Az vaktim var demişti, ressam Haluk Akakçe 53 yaşında aramızdan ayrıldı

Akciğer kanseriyle mücadele eden çağdaş sanat dünyasının önemli isimlerinden Haluk Akakçe 53 yaşında yaşamını yitirdi. 90'ların sonunda itibaren eserleri dünyanın önemli galeri, müzelerinde sergilenen sanatçı renkli kişiliği ve eserleriyle ilgi odağı olmuştu. Ama özünde çok çalışan bir sanatçıydı.

Kültür Sanat 10 Ekim 2023
Bu haber 7 ay önce yayınlandı

“Sanat sadece bir kelime aslında… Sanat nedir, bir dışavurumdur. Başka bir şekilde kendinizi ifade edemediğiniz zaman ifade ediş biçimi, hikaye anlatımı, insanların hatıralarını yansıttığı bir doküman, tarihin tanığı… Eğer ki bir sanatçı bahsettiği konuya yeni bir bakış açısı getirebiliyorsa o sanattır.”

53 yaşında yaşamını yitiren sanatçı Haluk Akakçe böyle tarif etmişti sanatı. Aslında bir iç mimardı. Bilkent Üniversitesi’nde okumuştu ama sanata meyletti ve sanat eğitimi almak için yurt dışına gitti. Sanata meyletmesi de normaldi. Küçüklüğünde ailesi sayesinde sanatın farklı dallarıyla tanışmış ve iyi bir sanat takipçisi olmuştu.

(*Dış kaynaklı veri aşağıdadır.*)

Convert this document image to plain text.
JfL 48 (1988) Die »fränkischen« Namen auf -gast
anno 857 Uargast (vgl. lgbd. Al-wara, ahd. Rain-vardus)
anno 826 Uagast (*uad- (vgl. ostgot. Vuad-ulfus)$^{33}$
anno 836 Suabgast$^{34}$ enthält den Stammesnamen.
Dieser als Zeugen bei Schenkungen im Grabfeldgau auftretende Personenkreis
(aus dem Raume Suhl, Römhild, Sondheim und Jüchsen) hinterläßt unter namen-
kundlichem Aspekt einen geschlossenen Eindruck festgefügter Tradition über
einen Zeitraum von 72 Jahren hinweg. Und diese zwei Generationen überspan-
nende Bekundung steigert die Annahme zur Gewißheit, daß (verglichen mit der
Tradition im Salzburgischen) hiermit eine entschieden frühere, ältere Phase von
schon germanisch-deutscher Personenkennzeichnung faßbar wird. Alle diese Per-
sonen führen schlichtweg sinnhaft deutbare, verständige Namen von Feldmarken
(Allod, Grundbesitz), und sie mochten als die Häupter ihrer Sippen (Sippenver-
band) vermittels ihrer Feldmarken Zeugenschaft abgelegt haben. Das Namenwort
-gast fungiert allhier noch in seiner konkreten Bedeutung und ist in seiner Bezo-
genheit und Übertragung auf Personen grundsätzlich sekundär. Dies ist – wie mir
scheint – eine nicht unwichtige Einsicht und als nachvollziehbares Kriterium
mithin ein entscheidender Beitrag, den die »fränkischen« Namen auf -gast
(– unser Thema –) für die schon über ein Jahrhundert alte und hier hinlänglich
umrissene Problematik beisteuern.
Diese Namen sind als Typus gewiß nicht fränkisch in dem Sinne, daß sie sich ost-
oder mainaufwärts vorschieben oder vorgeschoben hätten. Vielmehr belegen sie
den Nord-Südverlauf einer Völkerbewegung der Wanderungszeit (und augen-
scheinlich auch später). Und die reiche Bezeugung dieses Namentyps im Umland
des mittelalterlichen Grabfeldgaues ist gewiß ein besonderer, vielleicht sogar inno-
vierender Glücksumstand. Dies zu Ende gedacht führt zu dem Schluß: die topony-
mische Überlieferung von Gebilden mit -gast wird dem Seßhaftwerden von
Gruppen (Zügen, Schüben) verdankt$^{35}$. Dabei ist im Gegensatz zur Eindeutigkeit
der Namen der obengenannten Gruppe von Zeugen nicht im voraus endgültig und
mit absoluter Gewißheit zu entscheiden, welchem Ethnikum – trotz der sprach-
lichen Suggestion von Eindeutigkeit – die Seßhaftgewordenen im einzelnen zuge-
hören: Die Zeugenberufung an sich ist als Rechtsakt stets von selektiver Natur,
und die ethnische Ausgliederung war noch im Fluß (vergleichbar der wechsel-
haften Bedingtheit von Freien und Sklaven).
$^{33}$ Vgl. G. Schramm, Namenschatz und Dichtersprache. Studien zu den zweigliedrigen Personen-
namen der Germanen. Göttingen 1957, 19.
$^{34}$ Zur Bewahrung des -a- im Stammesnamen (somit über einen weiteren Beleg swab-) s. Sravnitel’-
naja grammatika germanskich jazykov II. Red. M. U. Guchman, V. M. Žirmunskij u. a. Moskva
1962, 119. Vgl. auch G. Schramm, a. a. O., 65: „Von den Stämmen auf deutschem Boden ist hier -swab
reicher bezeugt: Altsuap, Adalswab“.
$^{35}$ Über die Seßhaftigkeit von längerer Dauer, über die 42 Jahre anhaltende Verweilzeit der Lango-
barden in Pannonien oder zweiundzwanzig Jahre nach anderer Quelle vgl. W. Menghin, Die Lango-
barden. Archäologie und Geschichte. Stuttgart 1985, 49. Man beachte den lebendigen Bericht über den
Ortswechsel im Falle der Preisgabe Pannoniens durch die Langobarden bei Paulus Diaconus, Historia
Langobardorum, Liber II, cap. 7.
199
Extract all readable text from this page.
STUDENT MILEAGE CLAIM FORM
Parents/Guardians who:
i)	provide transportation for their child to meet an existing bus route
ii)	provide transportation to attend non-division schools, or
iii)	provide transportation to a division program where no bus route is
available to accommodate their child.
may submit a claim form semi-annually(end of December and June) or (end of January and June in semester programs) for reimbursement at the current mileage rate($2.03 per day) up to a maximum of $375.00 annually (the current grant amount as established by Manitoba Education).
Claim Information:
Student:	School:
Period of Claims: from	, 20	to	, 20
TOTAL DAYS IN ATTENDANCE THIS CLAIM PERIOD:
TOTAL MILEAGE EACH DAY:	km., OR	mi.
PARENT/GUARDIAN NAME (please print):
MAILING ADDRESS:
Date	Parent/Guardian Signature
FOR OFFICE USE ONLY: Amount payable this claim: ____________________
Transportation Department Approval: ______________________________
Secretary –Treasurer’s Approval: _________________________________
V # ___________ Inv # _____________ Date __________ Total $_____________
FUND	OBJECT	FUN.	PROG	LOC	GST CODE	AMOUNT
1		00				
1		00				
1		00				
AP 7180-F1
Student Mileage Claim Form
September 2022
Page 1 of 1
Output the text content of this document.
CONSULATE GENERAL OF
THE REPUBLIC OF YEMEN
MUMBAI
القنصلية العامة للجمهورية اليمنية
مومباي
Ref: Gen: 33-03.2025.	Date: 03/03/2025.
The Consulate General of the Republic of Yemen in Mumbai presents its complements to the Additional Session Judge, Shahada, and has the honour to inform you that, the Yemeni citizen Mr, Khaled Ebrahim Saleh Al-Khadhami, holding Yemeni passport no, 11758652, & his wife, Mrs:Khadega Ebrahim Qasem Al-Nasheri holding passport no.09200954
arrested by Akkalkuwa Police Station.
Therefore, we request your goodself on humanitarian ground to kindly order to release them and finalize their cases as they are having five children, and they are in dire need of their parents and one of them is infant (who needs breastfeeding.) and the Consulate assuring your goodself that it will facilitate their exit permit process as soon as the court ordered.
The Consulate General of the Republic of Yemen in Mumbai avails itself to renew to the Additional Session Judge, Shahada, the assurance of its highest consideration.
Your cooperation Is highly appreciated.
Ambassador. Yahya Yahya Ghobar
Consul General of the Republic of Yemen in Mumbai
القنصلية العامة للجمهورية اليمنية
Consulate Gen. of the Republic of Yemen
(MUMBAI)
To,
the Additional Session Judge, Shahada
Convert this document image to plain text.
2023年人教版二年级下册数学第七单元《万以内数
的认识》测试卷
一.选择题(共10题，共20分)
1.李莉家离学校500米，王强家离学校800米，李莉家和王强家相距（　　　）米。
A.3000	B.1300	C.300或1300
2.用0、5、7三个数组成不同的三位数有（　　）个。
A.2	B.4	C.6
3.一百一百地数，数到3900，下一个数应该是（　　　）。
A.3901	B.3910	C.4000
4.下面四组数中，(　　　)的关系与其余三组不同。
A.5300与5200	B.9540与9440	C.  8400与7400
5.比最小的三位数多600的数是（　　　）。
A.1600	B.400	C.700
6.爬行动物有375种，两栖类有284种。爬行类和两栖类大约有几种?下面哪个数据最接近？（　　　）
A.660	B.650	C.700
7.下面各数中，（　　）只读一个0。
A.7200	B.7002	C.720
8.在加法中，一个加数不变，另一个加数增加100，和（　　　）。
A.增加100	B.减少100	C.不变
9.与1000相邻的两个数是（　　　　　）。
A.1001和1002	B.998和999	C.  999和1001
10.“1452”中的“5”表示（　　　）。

Kendimi yeniden icat ettim

İç mimar olarak hayatına devam etmektense sanat eğitimi almaya karar verdi. Londra’daki Royal College of Art ve Amerika’daki The School of the Art Institute of Chicago’da okudu. Dereceyle bitirdi okulları. Bu yolculuğu da şöyle anlatmıştı: “Yıllar önce Türkiye’den Amerika’ya gittiğimde kapsam değiştirdim. Ben artık eski ben değildim. Türkiye’de bıraktığım annemin oğlu, öğretmenimin öğrencesi, arkadaşlarımın arkadaşı değildim. Kendimi yeniden icat etmiştim.”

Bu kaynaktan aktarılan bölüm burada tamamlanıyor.